Had the Almighty been resident in his heaven, Lewsey would have been granted one last try on his last club appearance. What could have been more fitting for so courageous and generous a rugby spirit? Unfortunately, the World Cup-winning wing found himself bereft of divine help, and for all his efforts – as late as the 87th minute, he was still wrenching himself away from gang-tackling opponents and sprinting upfield in search of a five-pointer – there was nothing doing. As it turned out, Simon Shaw scored one instead. At 35, Shaw performed with the energy and joie de vivre of an acne-plagued rookie half his age.
He scrummaged strongly, not least when Wasps lost Webber to the cooler early in the second quarter, and when Gloucester slipped into pre-Experimental Law Variation Mode and set up a driving maul that threatened the home line, he single-handedly stopped it dead in its tracks. His off-loading game was both imaginative and precise, his tackle-count was high and his 40-metre gallop up the right touchline made him look like John Eales incarnate. On this evidence, it is just possible that he will play as well for the Lions in South Africa this summer as he did when they last visited Springbok country a dozen years ago.
How Lewsey would have loved a seat on the same flight to Johannesburg, leaving in late May. Sitting alongside him on Saturday night, dispensing herograms along with everyone else, was none other than Ian McGeechan, his director of rugby at club level and the man who declined to pick him for the Lions tour. There was not a hint of tension between the two of them, not even the faintest crackle of discomfort. It said everything that needed saying about the Wasps way.
Scorers: Wasps: Tries Flutey 2, Voyce, Shaw; Conversions Cipriani 2, Staunton 2; Penalties Cipriani 2. Gloucester: Penalty Barkley.

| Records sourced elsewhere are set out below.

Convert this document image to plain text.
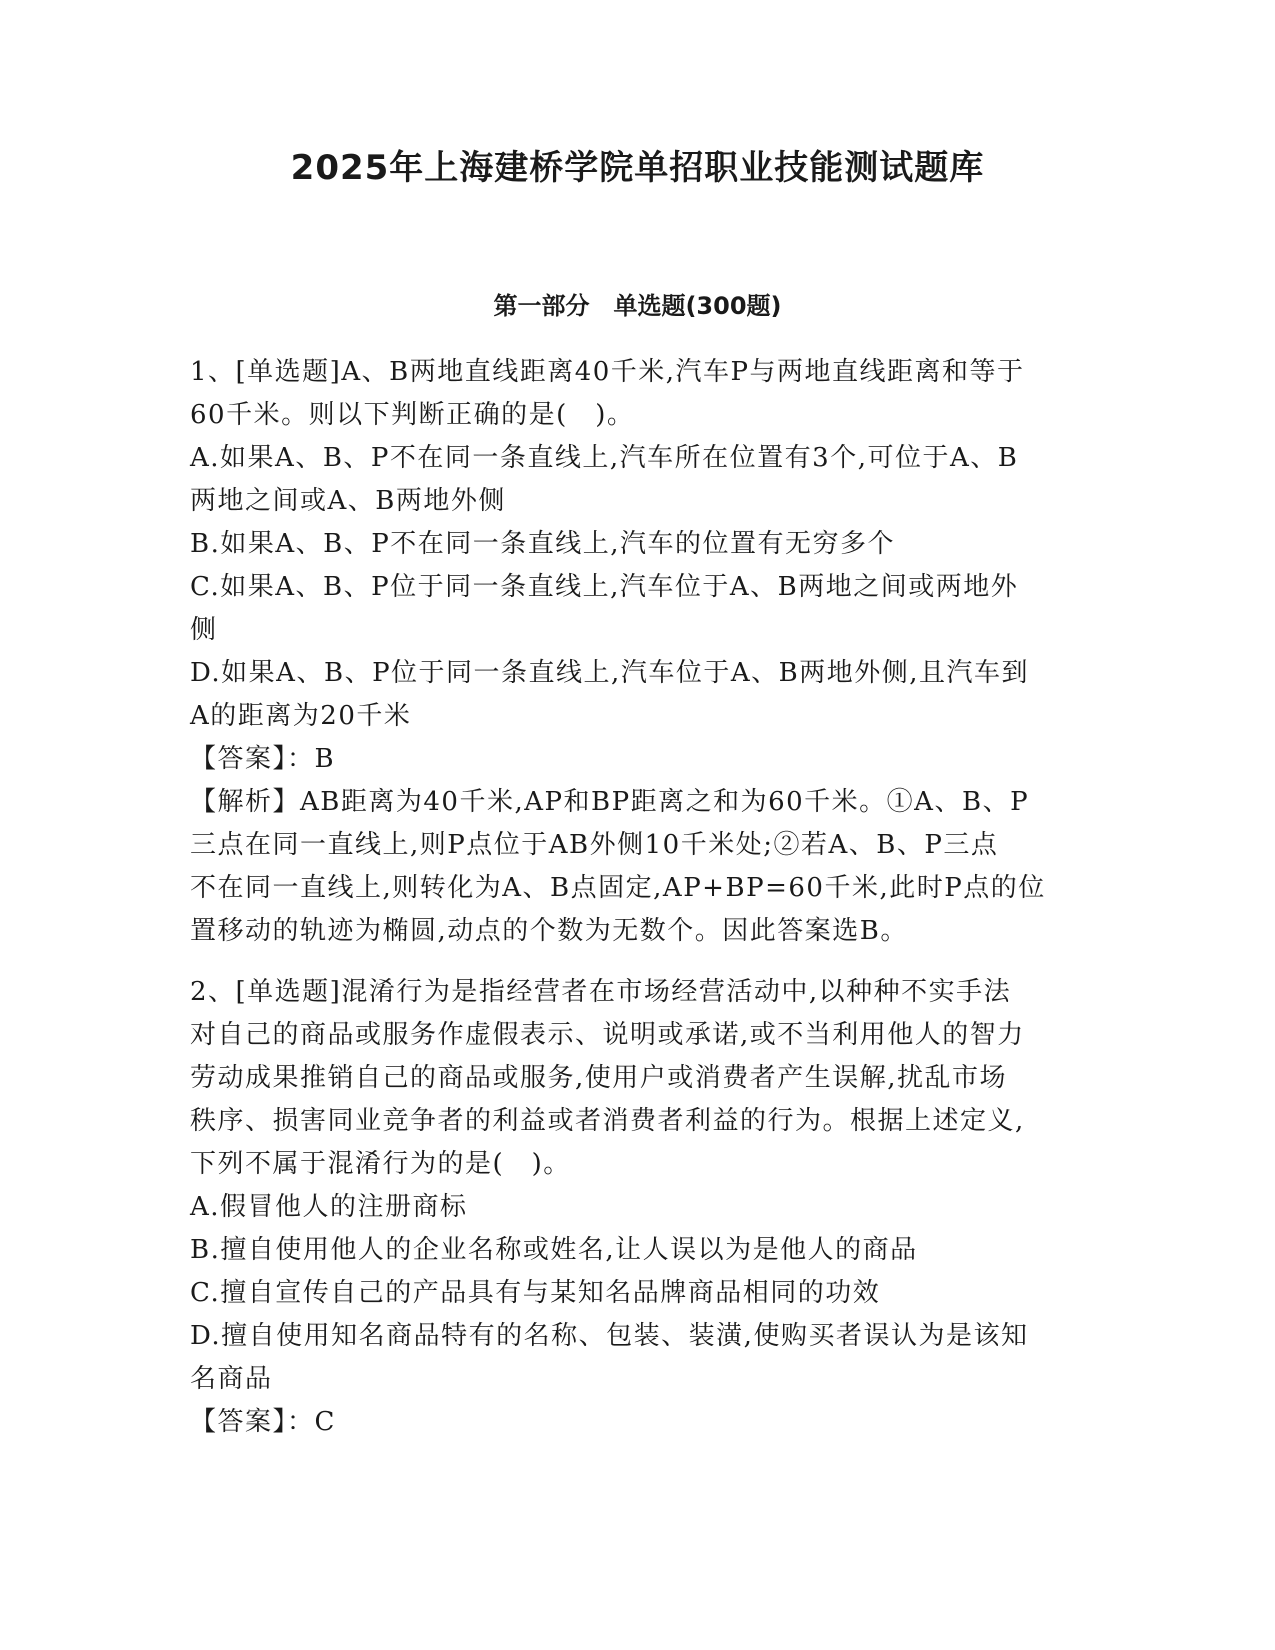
2025年上海建桥学院单招职业技能测试题库
第一部分　单选题(300题)
1、[单选题]A、B两地直线距离40千米,汽车P与两地直线距离和等于
60千米。则以下判断正确的是(　)。
A.如果A、B、P不在同一条直线上,汽车所在位置有3个,可位于A、B
两地之间或A、B两地外侧
B.如果A、B、P不在同一条直线上,汽车的位置有无穷多个
C.如果A、B、P位于同一条直线上,汽车位于A、B两地之间或两地外
侧
D.如果A、B、P位于同一条直线上,汽车位于A、B两地外侧,且汽车到
A的距离为20千米
【答案】：B
【解析】AB距离为40千米,AP和BP距离之和为60千米。①A、B、P
三点在同一直线上,则P点位于AB外侧10千米处;②若A、B、P三点
不在同一直线上,则转化为A、B点固定,AP+BP=60千米,此时P点的位
置移动的轨迹为椭圆,动点的个数为无数个。因此答案选B。
2、[单选题]混淆行为是指经营者在市场经营活动中,以种种不实手法
对自己的商品或服务作虚假表示、说明或承诺,或不当利用他人的智力
劳动成果推销自己的商品或服务,使用户或消费者产生误解,扰乱市场
秩序、损害同业竞争者的利益或者消费者利益的行为。根据上述定义,
下列不属于混淆行为的是(　)。
A.假冒他人的注册商标
B.擅自使用他人的企业名称或姓名,让人误以为是他人的商品
C.擅自宣传自己的产品具有与某知名品牌商品相同的功效
D.擅自使用知名商品特有的名称、包装、装潢,使购买者误认为是该知
名商品
【答案】：C
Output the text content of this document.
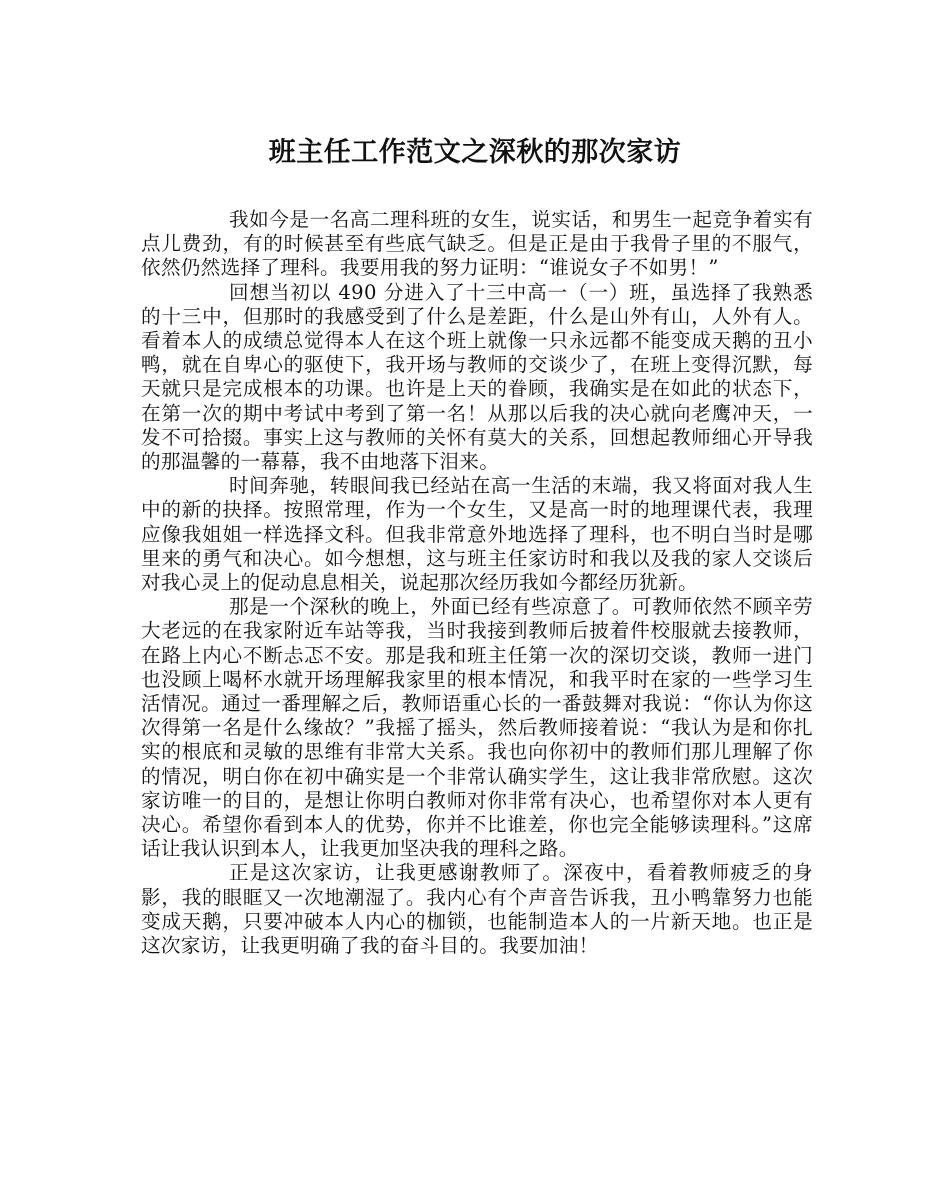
班主任工作范文之深秋的那次家访

我如今是一名高二理科班的女生，说实话，和男生一起竞争着实有点儿费劲，有的时候甚至有些底气缺乏。但是正是由于我骨子里的不服气，依然仍然选择了理科。我要用我的努力证明：“谁说女子不如男！”

回想当初以 490 分进入了十三中高一（一）班，虽选择了我熟悉的十三中，但那时的我感受到了什么是差距，什么是山外有山，人外有人。看着本人的成绩总觉得本人在这个班上就像一只永远都不能变成天鹅的丑小鸭，就在自卑心的驱使下，我开场与教师的交谈少了，在班上变得沉默，每天就只是完成根本的功课。也许是上天的眷顾，我确实是在如此的状态下，在第一次的期中考试中考到了第一名！从那以后我的决心就向老鹰冲天，一发不可拾掇。事实上这与教师的关怀有莫大的关系，回想起教师细心开导我的那温馨的一幕幕，我不由地落下泪来。

时间奔驰，转眼间我已经站在高一生活的末端，我又将面对我人生中的新的抉择。按照常理，作为一个女生，又是高一时的地理课代表，我理应像我姐姐一样选择文科。但我非常意外地选择了理科，也不明白当时是哪里来的勇气和决心。如今想想，这与班主任家访时和我以及我的家人交谈后对我心灵上的促动息息相关，说起那次经历我如今都经历犹新。

那是一个深秋的晚上，外面已经有些凉意了。可教师依然不顾辛劳大老远的在我家附近车站等我，当时我接到教师后披着件校服就去接教师，在路上内心不断忐忑不安。那是我和班主任第一次的深切交谈，教师一进门也没顾上喝杯水就开场理解我家里的根本情况，和我平时在家的一些学习生活情况。通过一番理解之后，教师语重心长的一番鼓舞对我说：“你认为你这次得第一名是什么缘故？”我摇了摇头，然后教师接着说：“我认为是和你扎实的根底和灵敏的思维有非常大关系。我也向你初中的教师们那儿理解了你的情况，明白你在初中确实是一个非常认确实学生，这让我非常欣慰。这次家访唯一的目的，是想让你明白教师对你非常有决心，也希望你对本人更有决心。希望你看到本人的优势，你并不比谁差，你也完全能够读理科。”这席话让我认识到本人，让我更加坚决我的理科之路。

正是这次家访，让我更感谢教师了。深夜中，看着教师疲乏的身影，我的眼眶又一次地潮湿了。我内心有个声音告诉我，丑小鸭靠努力也能变成天鹅，只要冲破本人内心的枷锁，也能制造本人的一片新天地。也正是这次家访，让我更明确了我的奋斗目的。我要加油！
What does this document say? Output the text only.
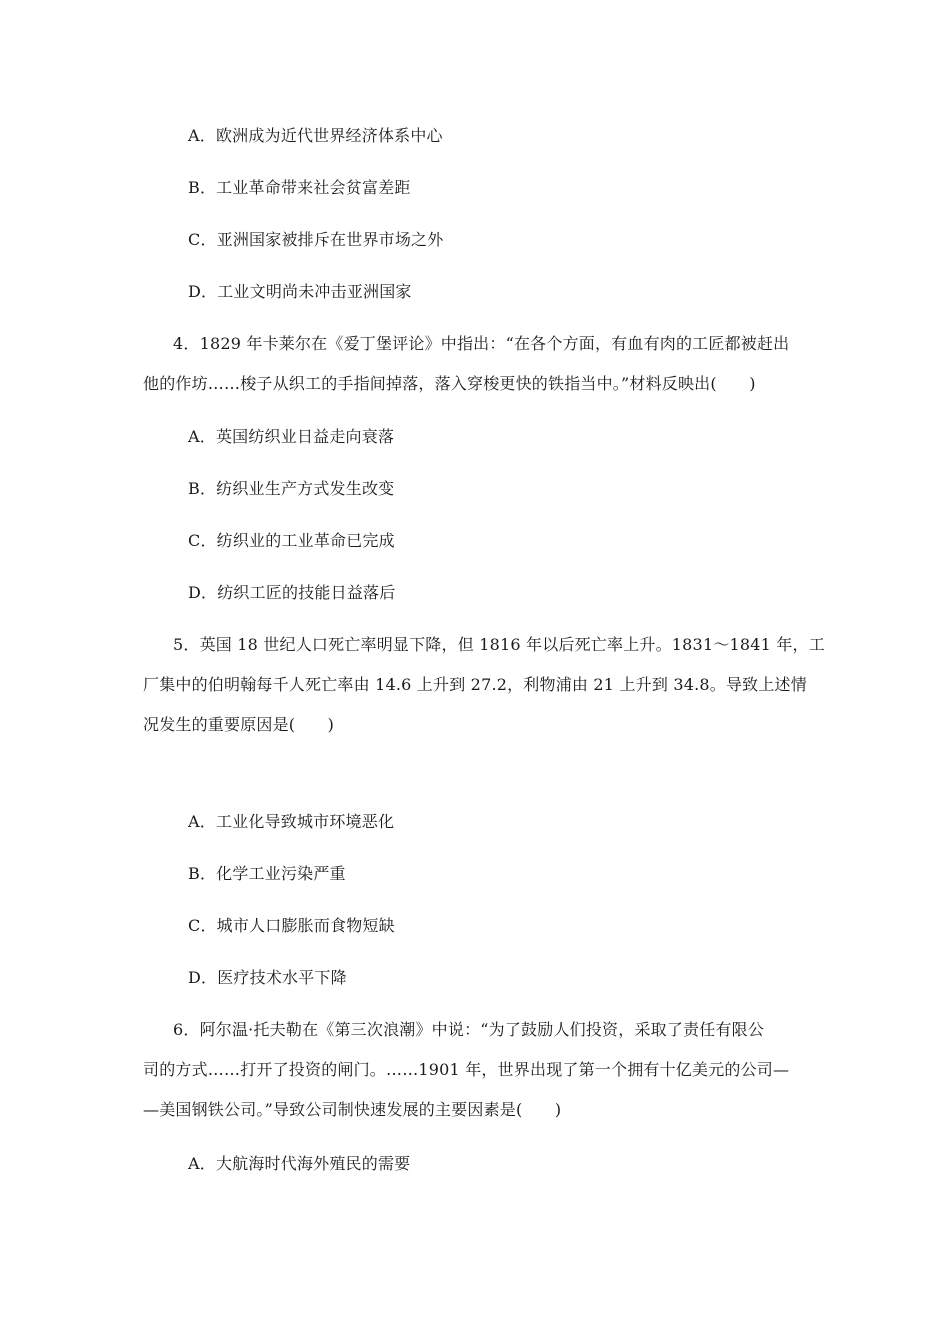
A．欧洲成为近代世界经济体系中心
B．工业革命带来社会贫富差距
C．亚洲国家被排斥在世界市场之外
D．工业文明尚未冲击亚洲国家
4．1829 年卡莱尔在《爱丁堡评论》中指出：“在各个方面，有血有肉的工匠都被赶出
他的作坊……梭子从织工的手指间掉落，落入穿梭更快的铁指当中。”材料反映出(　　)
A．英国纺织业日益走向衰落
B．纺织业生产方式发生改变
C．纺织业的工业革命已完成
D．纺织工匠的技能日益落后
5．英国 18 世纪人口死亡率明显下降，但 1816 年以后死亡率上升。1831～1841 年，工
厂集中的伯明翰每千人死亡率由 14.6 上升到 27.2，利物浦由 21 上升到 34.8。导致上述情
况发生的重要原因是(　　)
A．工业化导致城市环境恶化
B．化学工业污染严重
C．城市人口膨胀而食物短缺
D．医疗技术水平下降
6．阿尔温·托夫勒在《第三次浪潮》中说：“为了鼓励人们投资，采取了责任有限公
司的方式……打开了投资的闸门。……1901 年，世界出现了第一个拥有十亿美元的公司—
—美国钢铁公司。”导致公司制快速发展的主要因素是(　　)
A．大航海时代海外殖民的需要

Wasps: L Mitchell; T Voyce, D Waldouck, R Flutey, J Lewsey; D Cipriani (J Staunton, h-t), J Simpson; T Payne (J Ward, 83), R Webber, P Vickery (C Beech, 70), S Shaw (M Robinson, 83), G Skivington (R Birkett, 58), J Worsley (H Ellis, 83), S Betsen (capt), J Hart (Ward, 25-36; J Haskell, 49).
Gloucester: O Morgan; C Sharples, H Trinder, O Barkley, M Foster; C Spencer, R Lawson (D Lewis, 62); A Dickinson (Somerville, 62), S Lawson (A Titterrell, 44), G Somerville (N Wood, 44; D Williams 69), A Eustace (A Brown, 44), M Bortolami, L Narraway, A Satala, G Delve (capt).
Referee: D Pearson (Northumberland).